England sieht Zinsen und Dividenden in erster Linie als Einkommen wie jedes andere auch und versteuert sie demgemäß; es gibt keinen Freibetrag. Kursgewinne aus dem Verkauf von Wertpapieren dagegen unterliegen der Capital Gains Tax. (Da ich keine Wertpapiere verkauft habe, interessiert mich das nicht weiter.)

Meine Zins- und Dividendeneinnahmen sind aus englischer Sicht natürlich ausländisch, also habe ich sie auf dem Bogen „Foreign“ (SA106) unter „income from overseas sources“ (merke: Was nicht auf der Insel ist, ist Übersee!) eingetragen (nach Umrechnung in Pfund Sterling wie oben beim Gehalt). Die Steuerbescheinigung samt Erträgnisaufstellung meiner deutschen Bank war dabei nützlich, denn da stand schon alles, was ich brauchte, im Detail drauf.

Spenden

Ein paar übers Jahr verteilte Spenden an gemeinnützige Organisationen (z.B. die Wikimedia Foundation).

Deutsche Steuererklärung

In Deutschland sind solche Spenden steuerbefreit. Wenn man sie bei der Einkommensteuer angibt, muss man für den gespendeten Betrag keine Steuer bezahlen (bzw. bekommt sie zurück erstattet, wenn man sie schon vom Lohn abgezogen bekommen hatte).

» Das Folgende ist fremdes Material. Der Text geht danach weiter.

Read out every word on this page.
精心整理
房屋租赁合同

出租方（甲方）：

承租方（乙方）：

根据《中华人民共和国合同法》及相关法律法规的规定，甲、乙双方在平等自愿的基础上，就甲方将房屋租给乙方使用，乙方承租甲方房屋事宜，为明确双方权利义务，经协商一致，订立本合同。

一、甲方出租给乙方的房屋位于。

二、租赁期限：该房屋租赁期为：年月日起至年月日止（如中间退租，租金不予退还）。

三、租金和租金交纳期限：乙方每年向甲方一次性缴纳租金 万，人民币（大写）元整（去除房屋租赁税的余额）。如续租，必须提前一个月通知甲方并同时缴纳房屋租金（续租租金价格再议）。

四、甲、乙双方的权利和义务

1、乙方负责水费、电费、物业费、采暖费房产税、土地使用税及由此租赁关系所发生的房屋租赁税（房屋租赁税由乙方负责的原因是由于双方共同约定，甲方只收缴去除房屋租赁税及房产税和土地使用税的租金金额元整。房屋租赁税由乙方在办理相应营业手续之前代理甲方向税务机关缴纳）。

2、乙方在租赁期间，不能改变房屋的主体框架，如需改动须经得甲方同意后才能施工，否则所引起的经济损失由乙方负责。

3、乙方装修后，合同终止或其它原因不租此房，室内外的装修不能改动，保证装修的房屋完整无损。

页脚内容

Spenden kommen als „Sonderausgaben“ auf Seite 2 des Hauptvordrucks (Zeile 45). Als Beleg reicht meistens (für Spenden bis zu 200€) die Überweisung auf dem Kontoauszug. Erfasst habe ich nur die, die in den Zeitraum fielen, in dem ich in Deutschland unbeschränkt steuerpflichtig war.

Englische Steuererklärung

In England sind sie auch steuerbefreit, aber ganz anders – die Steuern werden nicht dem Steuerzahler erstattet, sondern der gemeinnützigen Organisation.

Erst wenn man ein gewisses Einkommen überschreitet und in die höhere Steuerrate – die „higher rate“ – rutscht, kann man die Differenz zwischen normaler und höherer Rate erstattet bekommen, denn die gemeinnützige Organisation bekommt immer nur die normale Steuerrate („basic rate“) ausgezahlt.

Das Ganze nennt sich Gift Aid und funktioniert natürlich nur mit gemeinnützigen Organisationen, die in England registriert sind. Ich habe nichts gefunden, wo ich Spenden deklarieren könnte, die nicht an Gift Aid teilnehmen. Schade.

Und zu guter Letzt …

Und am Ende muss die Steuererklärung samt der Belege irgendwie zum Finanzamt.

Deutsche Steuererklärung

Das Finanzamt in Deutschland will selbst dann, wenn man den Rest digital unterschreiben und einreichen könnte (mit einem „Zertifikat zur elektronischen Übermittlung“), alle möglichen Belege auf Papier und/oder im Original.

Ich hab’s daher schon vor Jahren aufgegeben, mir den Umstand mit dem digitalen Elster-Zertifikat zu machen. ElsterFormular überträgt die Daten ans Finanzamt, und dann drucke ich die so genannte „komprimierte Steuererklärung“ auf tote Bäume, unterschreibe sie, lege meine Belege bei, ein Anschreiben drauf, und dann geht das Ganze per Post nach Deutschland.

Ach ja: Der Hauptvordruck fragt, ob man „auf Dauer angelegte Geschäftsbeziehungen zu Finanzinstituten im Ausland“ (Zeile 109) habe. Das hatte ich letztes Jahr schon mal in aller Naivität mit „ja“ beantwortet – ich habe ein Girokonto hier in England – und daraufhin die misstrauische Nachfrage des Finanzamts erhalten, doch bitte genauer zu spezifizieren, was für Geschäftsbeziehungen denn das seien. Wenigstens ließ sich das dann durch einen kurzen Anruf klären. Dieses Mal habe ich wieder „ja“ angekreuzt, aber im Anschreiben erläutert, was gemeint ist.

Englische Steuererklärung

Das Finanzamt in England nimmt die Steuererklärung samt aller (als PDF eingescannter) Belege ohne Unterschrift komplett online entgegen. Nicht übel.